Unlike any other song on DMCA-Free Rock: Volume Three, “Live in Five” was written very quickly. I tossed some drums together and the lead riff came out in less than 5 minutes, and the chorus happened just as fast, though a C – A – E – G chord progression isn’t exactly complicated. The bridge itself would eventually come together quickly as well, alternating between an E9 and an E7(#9). So, all in all, it took about 20 minutes to write the parts of the songs, and some of that was practicing through the part to get the note progression right.
It wasn’t until recording started that that the opening chord worked itself in. The drums you hear were the original drums I put in place for me to count down to starting the song. It was going to start with the little drum fill but I thought hitting the chord and having the other guitars do some walk ups would sound cool. Easy adjustment.
The chorus consists of harmonizing guitar parts, something that I featured more on this album than any other I’ve worked on. Interestingly, the middle guitar used to feature straight notes being being picked, but it interfered with the flow of the second and third guitar parts so I changed it to sustained power chords. Fortunately, the guitars and drums help keep that part of the song driving.
With the bridge featuring the rhythm guitar dancing between the two chords, I thought it’d be cool to have a bit of chaos with the other two guitars and bass. Nothing plays the same thing.

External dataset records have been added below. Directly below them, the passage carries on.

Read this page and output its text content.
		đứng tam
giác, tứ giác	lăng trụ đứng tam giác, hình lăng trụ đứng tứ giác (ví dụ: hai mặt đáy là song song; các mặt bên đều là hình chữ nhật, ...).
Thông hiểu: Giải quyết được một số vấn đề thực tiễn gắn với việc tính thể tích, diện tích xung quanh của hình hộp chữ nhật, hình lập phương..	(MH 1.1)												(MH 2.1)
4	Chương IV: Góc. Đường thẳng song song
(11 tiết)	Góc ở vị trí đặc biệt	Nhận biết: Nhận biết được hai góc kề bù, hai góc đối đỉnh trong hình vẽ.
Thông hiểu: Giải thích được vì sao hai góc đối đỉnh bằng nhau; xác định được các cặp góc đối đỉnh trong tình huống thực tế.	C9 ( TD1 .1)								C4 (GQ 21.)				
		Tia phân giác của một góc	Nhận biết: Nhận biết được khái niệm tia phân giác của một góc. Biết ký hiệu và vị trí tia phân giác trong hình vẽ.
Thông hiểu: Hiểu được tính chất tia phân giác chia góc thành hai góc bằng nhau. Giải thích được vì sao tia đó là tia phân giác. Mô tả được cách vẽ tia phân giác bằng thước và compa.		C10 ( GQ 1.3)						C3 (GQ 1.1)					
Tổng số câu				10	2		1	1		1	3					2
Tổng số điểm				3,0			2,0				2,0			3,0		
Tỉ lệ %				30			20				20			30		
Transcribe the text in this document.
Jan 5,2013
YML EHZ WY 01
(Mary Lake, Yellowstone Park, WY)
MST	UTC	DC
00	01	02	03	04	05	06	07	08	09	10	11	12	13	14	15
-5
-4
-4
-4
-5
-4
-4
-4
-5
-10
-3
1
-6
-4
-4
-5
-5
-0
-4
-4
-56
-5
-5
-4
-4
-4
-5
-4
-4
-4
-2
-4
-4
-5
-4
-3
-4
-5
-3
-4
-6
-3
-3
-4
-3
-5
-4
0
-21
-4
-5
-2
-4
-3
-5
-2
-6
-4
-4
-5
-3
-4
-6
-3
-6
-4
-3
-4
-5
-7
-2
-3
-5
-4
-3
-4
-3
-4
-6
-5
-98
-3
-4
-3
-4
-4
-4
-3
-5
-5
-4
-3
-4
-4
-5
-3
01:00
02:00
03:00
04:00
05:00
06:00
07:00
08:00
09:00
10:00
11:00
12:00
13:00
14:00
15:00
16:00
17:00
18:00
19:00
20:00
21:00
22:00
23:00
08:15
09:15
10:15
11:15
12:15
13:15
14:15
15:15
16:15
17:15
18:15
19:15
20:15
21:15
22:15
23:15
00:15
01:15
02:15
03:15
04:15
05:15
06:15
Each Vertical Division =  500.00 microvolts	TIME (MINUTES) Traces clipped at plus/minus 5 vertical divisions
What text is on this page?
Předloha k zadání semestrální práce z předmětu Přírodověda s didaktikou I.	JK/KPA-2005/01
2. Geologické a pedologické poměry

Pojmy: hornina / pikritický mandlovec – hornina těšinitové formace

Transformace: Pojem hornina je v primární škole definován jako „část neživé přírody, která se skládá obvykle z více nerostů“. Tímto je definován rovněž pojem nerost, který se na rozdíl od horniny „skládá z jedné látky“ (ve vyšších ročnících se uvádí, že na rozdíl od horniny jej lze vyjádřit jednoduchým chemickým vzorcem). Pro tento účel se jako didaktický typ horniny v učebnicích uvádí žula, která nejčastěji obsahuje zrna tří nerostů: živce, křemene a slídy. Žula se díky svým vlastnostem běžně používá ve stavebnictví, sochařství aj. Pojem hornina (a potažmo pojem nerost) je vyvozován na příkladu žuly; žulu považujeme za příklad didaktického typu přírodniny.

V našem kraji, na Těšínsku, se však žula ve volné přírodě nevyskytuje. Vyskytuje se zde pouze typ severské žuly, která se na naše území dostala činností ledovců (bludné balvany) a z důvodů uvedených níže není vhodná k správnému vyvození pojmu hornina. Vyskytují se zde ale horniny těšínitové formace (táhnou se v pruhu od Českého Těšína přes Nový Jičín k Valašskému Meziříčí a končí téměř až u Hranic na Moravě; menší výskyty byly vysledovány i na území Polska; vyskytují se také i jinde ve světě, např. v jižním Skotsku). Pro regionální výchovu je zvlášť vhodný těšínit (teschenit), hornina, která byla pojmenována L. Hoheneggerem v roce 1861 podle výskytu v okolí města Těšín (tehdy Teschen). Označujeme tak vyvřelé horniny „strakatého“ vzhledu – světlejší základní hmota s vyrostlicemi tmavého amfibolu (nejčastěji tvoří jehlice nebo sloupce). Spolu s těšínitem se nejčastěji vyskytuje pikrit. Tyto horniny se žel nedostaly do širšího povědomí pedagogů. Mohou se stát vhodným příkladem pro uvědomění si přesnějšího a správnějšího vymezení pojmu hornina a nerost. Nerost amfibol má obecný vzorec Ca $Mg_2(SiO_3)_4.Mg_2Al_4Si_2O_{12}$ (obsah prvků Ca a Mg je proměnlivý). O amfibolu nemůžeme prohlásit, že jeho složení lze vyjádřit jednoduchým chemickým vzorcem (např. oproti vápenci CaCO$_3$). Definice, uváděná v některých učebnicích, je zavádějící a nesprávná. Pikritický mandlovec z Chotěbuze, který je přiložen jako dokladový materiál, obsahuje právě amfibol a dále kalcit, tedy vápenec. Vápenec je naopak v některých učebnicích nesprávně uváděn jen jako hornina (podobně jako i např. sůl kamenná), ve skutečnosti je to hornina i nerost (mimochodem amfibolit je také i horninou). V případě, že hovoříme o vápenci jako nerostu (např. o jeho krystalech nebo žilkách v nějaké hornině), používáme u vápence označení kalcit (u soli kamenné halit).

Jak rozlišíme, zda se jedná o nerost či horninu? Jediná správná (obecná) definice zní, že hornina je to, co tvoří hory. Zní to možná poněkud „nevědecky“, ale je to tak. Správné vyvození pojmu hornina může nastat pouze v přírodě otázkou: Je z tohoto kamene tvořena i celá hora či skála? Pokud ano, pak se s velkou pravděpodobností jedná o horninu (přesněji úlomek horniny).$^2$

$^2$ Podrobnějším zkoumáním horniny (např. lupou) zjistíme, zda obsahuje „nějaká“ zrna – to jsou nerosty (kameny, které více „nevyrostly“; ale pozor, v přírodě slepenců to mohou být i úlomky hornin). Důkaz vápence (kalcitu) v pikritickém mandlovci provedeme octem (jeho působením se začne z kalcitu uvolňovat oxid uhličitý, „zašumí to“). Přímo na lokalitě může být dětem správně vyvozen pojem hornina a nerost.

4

It’s all just a bit of controlled improv because I improvised each part and roughly approximated what I initially wrote. Of course, the third guitar had a little bit of something to build off of from the second guitar. It’s messy and almost falls apart, but it works.
Back in 2004, my friend JD and I were working up some songs to try and put together another band. While I’ve told the story to others, as this is “permanent” post of sorts I’ll suffice it to say that he’d excused himself for a few minutes, and while he was gone I’d started playing the primary chord progression you hear in the right channel. I suddenly hear his voice from another room shout out “KEEP PLAYING THAT” and so I did. He came in and immediately began singing a melodic cover of “Ice Ice Baby”. We then hit the chorus and one of us added the melody you hear in the middle channel of the song.
As those things go, the project fell apart and I’ve sat on that song for a long time, never sure how to proceed because it’s difficult for me to write lyrics when I already have lyrics in my head. The melody has degraded in my memory a bit too but what you hear in the middle channel is the gist of it, further simplified and modified to fit where I’ve added or changed what I couldn’t remember. The bridge is completely new as we never got that far in writing or arranging the song. “Too Cold” is the first song I’ve released under kcwm with a guitar part that resembles a typical vocal line.
I will say, it took three versions of this song before I landed on the version I released. I simply could NOT align the guitars together and when I got to the choruses, the guitar parts were so sloppy it was like I didn’t even attempt to listen to the drums at all. It’s still not perfect, but it’s close enough that I don’t notice anything too glaring while I’m driving around and listening to the song. What? Yeah, I listen to my own songs when I’m driving in the car.
Thanks for going along with me on that long and winding journey. I could probably say more things about some of the songs but it’s already a pretty lengthy post.
In a world of noise, be sound.
Edit 3/11/22 – I reformatted this post to make use of tabs for each song to theoretically make things easier to read.